We visited the Internet World Expo on its last day today. Running for three days as part of London Tech week, I wasn’t sure what to expect, but knew that there would be something interesting, and I wasn’t wrong. However, with the conference organisers promoting that we would ‘discover the most cutting-edge technology innovations and strategies to drive [our] organisation’s success,’ I can’t say that I was entirely convinced.

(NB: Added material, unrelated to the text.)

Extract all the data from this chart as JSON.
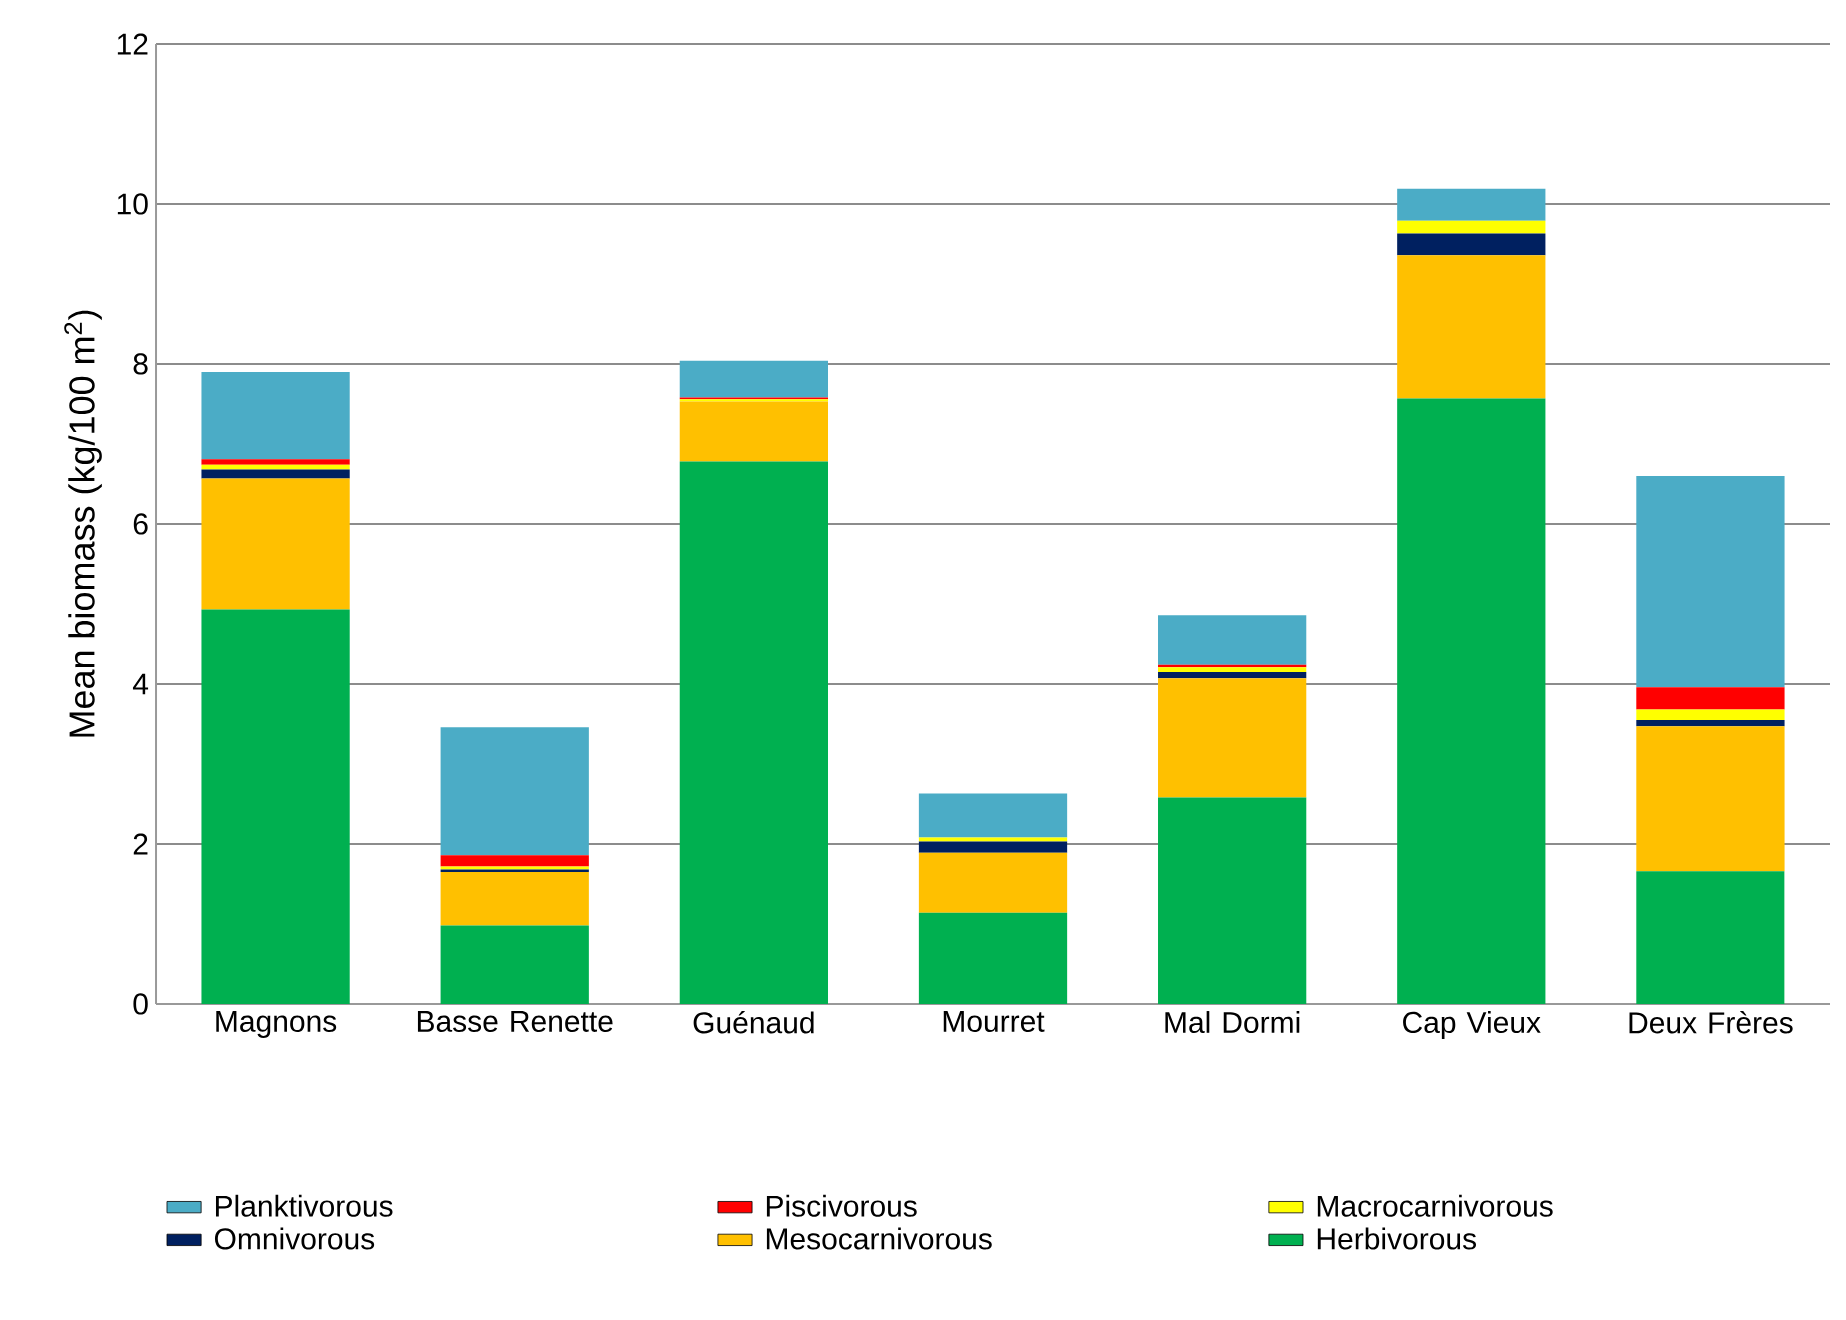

There were two things that really stuck in my mind from today. The first was a visit to the chaps at boxagon.com, a new startup whose USP is a user-driven website that, as they put it, ‘. . . is a new way of finding and sharing collections or “boxes” of things that go well together for all types of adventures. So, if you are getting a dog or running your first marathon, you can search through the site and see curated boxes of items that other users recommend.’ It could also have other uses, like putting together a wedding gift list or producing a list of recommended medical products. Being a user-driven site it certainly makes you feel more comfortable buying the recommended items because the lists aren’t produced by an anonymous business entity; rather, your peers and fellow customers are always pretty discerning about these things.
The second item of today’s visti that I really enjoyed was watching a boys vs. girls ‘code off’ courtesy of the team from Free:formers. Free:formers run hands-on workshops for digital novices, teaching them everything from how to use social media safely through to competent digital innovation and, on top of that, for every business person they train they offer free training to an unemployed 16-25 year old in their One:for1 scheme. The code off was a fun introduction for any newbies in the audience to see how, with the right training (no one coding had much more than a year’s experience) anyone can code well. The audience was invited to vote via Twitter using either #ffboys or #ffgirls during the coding with the winning team (the girls!) announced at the end.
Despite the flurry of freebies and the friendly personalities on each stand (and the brilliantly comfortable beanbag seats from Squish), I can’t say I left overwhelmed by what most exhibitors had to offer. It’s a great shame, because with the right mix of stalls and tangible innovations, it could have been an even better expo.